Da sich die kanadische Film- und Fernsehbranche inmitten der Black Lives Matters-Bewegung an einem Scheideweg befindet, haben sich das neu eröffnete Black Screen Office und andere Branchengruppen zusammengeschlossen, um den Canadian Independent Screen Fund für unterrepräsentierte Content-Ersteller aufzulegen.

Lalita Krishna, Co-Vorsitzende der CISF, sagte gegenüber The Hollywood Reporter, der neue Filmfonds sei ein Aufruf zum Handeln für eine kanadische Industrie, die Türen für aufstrebende schwarze Schöpfer öffnen müsse, denen für ihre Film- und Fernsehprojekte lange Zeit das weiche Geld verweigert wurde.

Krishna sagte, der akute Bedarf an Filmfinanzierung, der sich speziell an verschiedene Schöpfer richtete, sei während der neuartigen Coronavirus-Pandemie entstanden, als große Geldgeber der Branche COVID-19-Nothilfefonds an kanadische Indie-Produzenten verteilten, aber unterrepräsentierte Schöpfer den Tisch mit leeren Händen verließen.

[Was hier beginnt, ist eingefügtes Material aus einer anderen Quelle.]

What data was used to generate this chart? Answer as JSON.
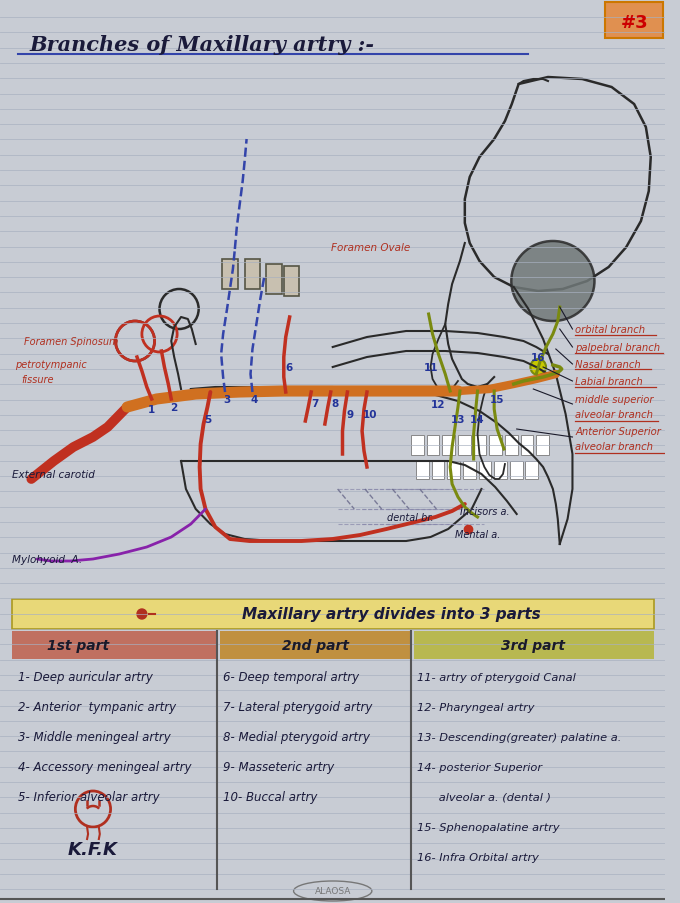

“Als die COVID-Mittel freigegeben wurden, stellte sich heraus, wer ausgelassen wurde, wer nicht förderfähig war und das waren Schwarz und Farbige. Viele Menschen haben sich nicht qualifiziert, weil sie wahrscheinlich nie eine Finanzierung erhalten hatten”, argumentierte Krishna.

Während Kanadier Zugang zu einer Reihe von US-TV-Shows von schwarzen Machern wie Scandal, Empire, Dear White People und Black-ish haben , gibt es lokale TV-Dramen und Filme, die von schwarzen Kanadiern geschrieben wurden, wie das CBC- Buch The Book of Negroes und die globale Komödie Da Kink in meinen Haaren sind selten. Zu den Ausnahmen, die derzeit im kanadischen Fernsehen zu sehen sind, gehört das CBC-Drama Diggstown, das von Kane erstellt und von BET + in den USA aufgenommen wurde.

Die CISF wird von anderen Branchengruppen wie BIPOC TV & Film, Racial Equity Media Collective, IMPACT und dem Indigenous Screen Office unterstützt. Im Juli wurde das Black Screen Office gegründet, als rund 75 schwarze kanadische Unterhaltungsprofis, darunter Top-Produzenten, Schauspieler und Regisseure, einen offenen Brief an die Bundesregierung – einen wichtigen Geldgeber für lokale Film- und TV-Inhalte – unterzeichneten, in dem sie ein Ende des “Systemischen” forderten rassistische Politik “, die viele davon abhält, ihre Karriere voranzutreiben, ohne nach Los Angeles zu reisen.

Inmitten einer weit verbreiteten rassistischen Abrechnung haben Produzenten und Regisseure von Black Canadian eine engagierte Finanzierung speziell für ihre Projekte gefordert, nicht nur für Menschen mit Farbe als Ganzes. Unterstützer des CSIF setzen sich bei der Bundesregierung in Ottawa dafür ein, über einen Zeitraum von fünf Jahren jährlich 10 Millionen US-Dollar für die Finanzierung von Projekten mit oder ohne Skript bereitzustellen, bei denen Schwarz und Menschen von Farbkünstlern mindestens 60 Prozent des geistigen Eigentums besitzen.

“Filmemacher aus BPOC-Communities sind historisch mit systemischen Hindernissen konfrontiert, die verhindern, dass Geschichtenerzähler unsere Projekte von Gatekeepern grün beleuchten”, fügte Jennifer Holness hinzu, Co-Vorsitzende des CISF-Vorstands.